Francis Fukuyama, em A Grande Ruptura (Rocco, 2000), um estudo sobre a formação do capital social, preleciona que “a tragédia dos recursos comuns nada mais é que um jogo ampliado do dilema do prisioneiro com múltiplos participantes, no qual cada um deles tem a opção entre contribuir para a conservação dos recursos (cooperar) ou usá-los indiscriminadamente (trapacear). Ao contrário de um dilema do prisioneiro com dois lados, este problema não pode ser resolvido com a mesma rapidez através da simples repetição, em particular quando o tamanho do grupo de pessoas que cooperam é grande. Em grupos maiores, os abusos tornam-se muito mais difíceis de detectar. Este problema tem sido objeto de muita atenção por economistas e outros cientistas sociais ao longo da última geração como uma chave para resolver o problema mais amplo da origem da cooperação humana”.
Para Fukuyama, a expectativa de ganhos de longo prazo, ou sustentáveis, faz com que regras para o uso comum sejam cumpridas pela maioria. Afinal, “cada um tem um interesse a longo prazo numa reputação de honestidade, confiabilidade, qualidade e integridade, ou simplesmente de ser um grande benfeitor (...). Analogamente, os baleeiros, criadores ou pescadores que criam regras para exploração sustentada de recursos comuns não estão fazendo isso em nome de um senso de correção ambiental; é do seu interesse que os recursos não sejam esgotados, de forma que possam ter sua justa parcela a longo prazo”.
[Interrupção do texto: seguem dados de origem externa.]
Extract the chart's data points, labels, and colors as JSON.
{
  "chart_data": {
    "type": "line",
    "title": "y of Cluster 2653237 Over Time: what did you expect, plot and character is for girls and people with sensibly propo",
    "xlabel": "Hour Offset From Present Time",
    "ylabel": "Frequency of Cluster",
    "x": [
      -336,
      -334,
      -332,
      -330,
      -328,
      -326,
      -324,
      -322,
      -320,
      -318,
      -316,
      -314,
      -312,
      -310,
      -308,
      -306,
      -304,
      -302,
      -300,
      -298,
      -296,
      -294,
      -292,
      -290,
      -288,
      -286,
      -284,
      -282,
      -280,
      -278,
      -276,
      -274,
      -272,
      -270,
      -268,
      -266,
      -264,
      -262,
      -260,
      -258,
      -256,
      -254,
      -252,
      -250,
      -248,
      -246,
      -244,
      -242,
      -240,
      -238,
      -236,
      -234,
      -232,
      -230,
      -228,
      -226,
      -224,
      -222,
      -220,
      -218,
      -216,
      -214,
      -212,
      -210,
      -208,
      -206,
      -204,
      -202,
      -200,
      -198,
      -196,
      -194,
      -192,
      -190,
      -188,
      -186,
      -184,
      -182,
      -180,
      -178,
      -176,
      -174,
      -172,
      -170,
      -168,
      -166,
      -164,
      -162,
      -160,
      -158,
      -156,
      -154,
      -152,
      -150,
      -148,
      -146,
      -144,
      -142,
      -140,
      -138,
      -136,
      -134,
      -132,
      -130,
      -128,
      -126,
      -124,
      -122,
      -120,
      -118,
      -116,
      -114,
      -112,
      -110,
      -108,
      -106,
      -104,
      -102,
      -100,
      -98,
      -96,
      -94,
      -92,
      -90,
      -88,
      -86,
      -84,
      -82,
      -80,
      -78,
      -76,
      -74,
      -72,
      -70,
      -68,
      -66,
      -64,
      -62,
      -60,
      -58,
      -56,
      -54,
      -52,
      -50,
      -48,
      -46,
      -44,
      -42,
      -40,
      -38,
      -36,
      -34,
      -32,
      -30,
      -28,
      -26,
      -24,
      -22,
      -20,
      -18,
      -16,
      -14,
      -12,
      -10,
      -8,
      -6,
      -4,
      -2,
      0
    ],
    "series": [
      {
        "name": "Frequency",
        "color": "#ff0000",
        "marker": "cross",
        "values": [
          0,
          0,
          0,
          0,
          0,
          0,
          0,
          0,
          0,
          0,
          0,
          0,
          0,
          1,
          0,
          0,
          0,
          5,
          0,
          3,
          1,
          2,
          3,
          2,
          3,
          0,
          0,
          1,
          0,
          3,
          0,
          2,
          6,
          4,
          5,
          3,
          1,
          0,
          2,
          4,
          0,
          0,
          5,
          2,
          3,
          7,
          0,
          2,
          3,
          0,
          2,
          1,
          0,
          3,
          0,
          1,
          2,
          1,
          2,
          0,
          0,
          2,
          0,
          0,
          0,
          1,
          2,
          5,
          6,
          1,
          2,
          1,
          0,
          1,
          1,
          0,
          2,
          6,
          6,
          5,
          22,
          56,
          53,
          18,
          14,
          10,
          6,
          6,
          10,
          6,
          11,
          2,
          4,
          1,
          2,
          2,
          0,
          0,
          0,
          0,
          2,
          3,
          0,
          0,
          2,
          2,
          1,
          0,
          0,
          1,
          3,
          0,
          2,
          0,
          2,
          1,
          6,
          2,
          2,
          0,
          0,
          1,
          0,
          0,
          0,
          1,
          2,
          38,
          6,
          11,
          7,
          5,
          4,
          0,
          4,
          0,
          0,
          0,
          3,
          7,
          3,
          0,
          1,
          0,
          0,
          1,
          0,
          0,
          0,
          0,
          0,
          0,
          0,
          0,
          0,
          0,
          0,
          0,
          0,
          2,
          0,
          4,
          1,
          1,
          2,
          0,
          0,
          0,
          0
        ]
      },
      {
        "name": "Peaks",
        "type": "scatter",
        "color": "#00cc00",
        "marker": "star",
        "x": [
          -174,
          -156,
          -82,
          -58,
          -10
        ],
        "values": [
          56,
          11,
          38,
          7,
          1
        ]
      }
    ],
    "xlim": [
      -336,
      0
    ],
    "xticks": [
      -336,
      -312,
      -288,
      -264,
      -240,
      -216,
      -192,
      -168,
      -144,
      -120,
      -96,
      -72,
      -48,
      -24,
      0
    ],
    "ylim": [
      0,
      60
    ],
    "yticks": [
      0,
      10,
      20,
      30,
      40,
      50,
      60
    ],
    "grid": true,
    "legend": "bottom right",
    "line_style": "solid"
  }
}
Ou seja, o produtor tende, por força da natureza humana, à cooperação. O que significa dizer que a comunidade conseguiria se auto-organizar, elaborar regras de manejo florestal e colocá-las em prática, evitando a exaustão da floresta e garantindo a sustentabilidade das Reservas Extrativistas.
Fazer com que a cooperação e a confiança mútua prevaleçam nas Reservas Extrativistas é algo decisivo para a sua sustentabilidade. No entanto, os órgãos públicos responsáveis pela gestão dessas unidades de conservação não parecem entender muito dessa discussão.

* Professor da Universidade Federal do Acre (Ufac), Engenheiro Florestal, Especialista em Manejo Florestal e Mestre em Economia e Política Florestal pela Universidade Federal do Paraná (UFPR) e Doutor em Desenvolvimento Sustentável pela Universidade de Brasília (UnB).